Carlo Carrà, L'attesa (1926) |
Come è letto il paesaggio nell'arte? Il più delle volte, banalizzandolo, come semplice rappresentazione di un dato oggettivo esistente al di fuori dell'artista, come mero sfondo. Per questo ci ha colpito questa riflessione di Lia Franzia che illustrava la sua ultima mostra. Una lettura affascinante che proponiamo agli amici del nostro blog.
Lia Franzìa
Scrittura/ paesaggio
Il paesaggio per un
artista, prima di essere pittura, è grafia. Non disegno, ovvero
un'azione ispirata e coerente, nello spazio temporale e nel risultato
formale. E' grafia: concatenazione di segni anche lontani fra loro
nel tempo (ere, secoli, giorni) non necessariamente omogenei e ben
disposti, ma coesi da una tangibile reciprocità.
Penso alle
stratificazioni delle rocce, con tutte le diversità di composizione
e di consistenza, alle dune di sabbia condannate ad effimere forme
sinuose, all'accavallarsi dei ghiacciai modellati dall'aria e
dall'acqua, alle rughe dei calanchi e delle crete, ai ricami dei
fiordi, ai graffi dei torrenti.
Su questi fogli aperti,
già ricchi di lettura profonda, si aggiunge il gesto dell'uomo: i
campi arati, i sentieri, le risaie, le saline, le strade, i muretti a
secco che ben conosciamo. Segni forti o sottili, nervosi o delicati.
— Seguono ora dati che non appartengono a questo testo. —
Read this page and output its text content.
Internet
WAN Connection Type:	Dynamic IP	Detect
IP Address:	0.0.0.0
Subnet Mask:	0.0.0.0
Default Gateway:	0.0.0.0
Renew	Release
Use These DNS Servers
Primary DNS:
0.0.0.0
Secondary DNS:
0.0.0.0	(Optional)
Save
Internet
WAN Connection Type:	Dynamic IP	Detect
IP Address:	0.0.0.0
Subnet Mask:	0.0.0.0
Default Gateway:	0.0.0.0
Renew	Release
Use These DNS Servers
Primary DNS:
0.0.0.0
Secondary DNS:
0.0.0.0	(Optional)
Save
Segni di necessità. Segni di insulto. Segni di ingordigia. Segni di
rispetto. La trama si arricchisce, si dirada, scompare, riappare,
come un impetuoso fiume carsico. Si nega e si rivela, pretende
attenzione. Ci intriga e ci coinvolge, come una leggenda misteriosa.
Ci irretisce e ci imprigiona. Senza possibilità di fuga.